Qolian’s father, Khodarahm Qolian, told RFE/RL on January 22 that his children were beaten and taken away by security officers two days before, and that he didn’t know their current whereabouts.
According to the father, nearly a dozen officers arrived at his home early on January 20. He said they severely beat Sepideh Qolian and her brother, Mehdi, before throwing them into a vehicle.
“I asked them repeatedly to show me [an arrest warrant] but they told me, ‘It’s none of your business,'” Khodarahm Qolian said. “They also beat me and my wife.”
Sepideh Qolian was arrested in November for participating in protests by workers at the Haft Tapeh sugarcane mill in the Khuzestan Province city of Shush.
Factory workers and supporters staged daily protests outside local government headquarters in Shush demanding unpaid wages and the removal of the factory’s new private owners, whom they accused of criminal activity.
Qolian was among 20 people, including activists, protest organizers, and workers, who were detained on November 18 during the authorities’ clampdown on the rallies.
Most of the detainees were released on bond the following day.
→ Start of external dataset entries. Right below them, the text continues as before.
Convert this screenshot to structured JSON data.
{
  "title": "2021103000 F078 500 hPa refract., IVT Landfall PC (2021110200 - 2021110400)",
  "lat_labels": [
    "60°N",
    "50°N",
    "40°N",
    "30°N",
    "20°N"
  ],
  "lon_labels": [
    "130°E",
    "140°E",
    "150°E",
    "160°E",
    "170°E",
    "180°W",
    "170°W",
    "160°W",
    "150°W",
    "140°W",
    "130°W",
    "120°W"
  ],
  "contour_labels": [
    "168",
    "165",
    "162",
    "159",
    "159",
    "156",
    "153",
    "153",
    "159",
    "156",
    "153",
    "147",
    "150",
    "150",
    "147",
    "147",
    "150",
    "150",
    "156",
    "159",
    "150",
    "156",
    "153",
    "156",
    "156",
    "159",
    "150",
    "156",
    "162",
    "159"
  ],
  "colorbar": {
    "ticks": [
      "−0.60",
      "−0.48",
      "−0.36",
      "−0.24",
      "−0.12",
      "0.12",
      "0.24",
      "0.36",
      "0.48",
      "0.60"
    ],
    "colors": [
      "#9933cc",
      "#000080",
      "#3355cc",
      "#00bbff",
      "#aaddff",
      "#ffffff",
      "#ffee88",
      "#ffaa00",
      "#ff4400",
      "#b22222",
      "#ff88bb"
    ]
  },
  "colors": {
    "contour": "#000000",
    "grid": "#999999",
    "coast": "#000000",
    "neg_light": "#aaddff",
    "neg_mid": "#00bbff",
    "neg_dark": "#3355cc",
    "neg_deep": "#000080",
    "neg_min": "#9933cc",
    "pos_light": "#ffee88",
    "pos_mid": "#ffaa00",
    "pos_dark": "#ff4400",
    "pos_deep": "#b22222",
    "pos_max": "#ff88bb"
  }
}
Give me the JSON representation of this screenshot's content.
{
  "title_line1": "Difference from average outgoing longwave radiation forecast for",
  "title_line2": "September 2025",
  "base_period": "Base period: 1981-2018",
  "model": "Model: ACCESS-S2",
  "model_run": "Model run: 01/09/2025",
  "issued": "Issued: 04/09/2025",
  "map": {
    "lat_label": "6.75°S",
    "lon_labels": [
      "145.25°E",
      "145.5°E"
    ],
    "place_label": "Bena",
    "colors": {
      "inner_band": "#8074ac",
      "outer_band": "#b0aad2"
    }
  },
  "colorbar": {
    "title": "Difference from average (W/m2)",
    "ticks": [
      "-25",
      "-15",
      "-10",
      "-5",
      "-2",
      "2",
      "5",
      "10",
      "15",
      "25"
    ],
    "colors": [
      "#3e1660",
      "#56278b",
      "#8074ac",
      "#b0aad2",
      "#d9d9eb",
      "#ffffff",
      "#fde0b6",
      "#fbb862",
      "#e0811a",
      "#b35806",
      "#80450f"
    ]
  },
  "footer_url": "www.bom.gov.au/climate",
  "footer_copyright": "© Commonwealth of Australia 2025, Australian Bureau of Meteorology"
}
Qolian spent a month in prison in Khuzestan’s provincial capital, Ahvaz.
On January 19, state TV aired a program claiming that Qolian and an organizer of the Shush protests, Esmail Bakhshi, were linked to Western-based activists who sought to overthrow the government in Tehran.
The program showed Qolian and Bakhshi making “confessions” about their alleged cooperation with the activists, who were allegedly based in several European countries.
Shortly after the program was aired, Qolian said on social media that the confessions were false and obtained under duress while in custody.
Iranian media reported that Bakhshi was detained at his home on January 20, just hours after Qolian’s and her brother’s arrest.
Bakhshi has also claimed that he was tortured during his first detention in November.
Qolian’s and Bakhshi’s arrests in November were widely condemned by activists and Iranian government critics and generated the hashtags #FreeSepidehGholian and #FreeEsmailBakhshi on social media.
Qolian’s father said that when she was released from detention in December, the authorities threatened that they would “burn her to ashes” if she spoke out.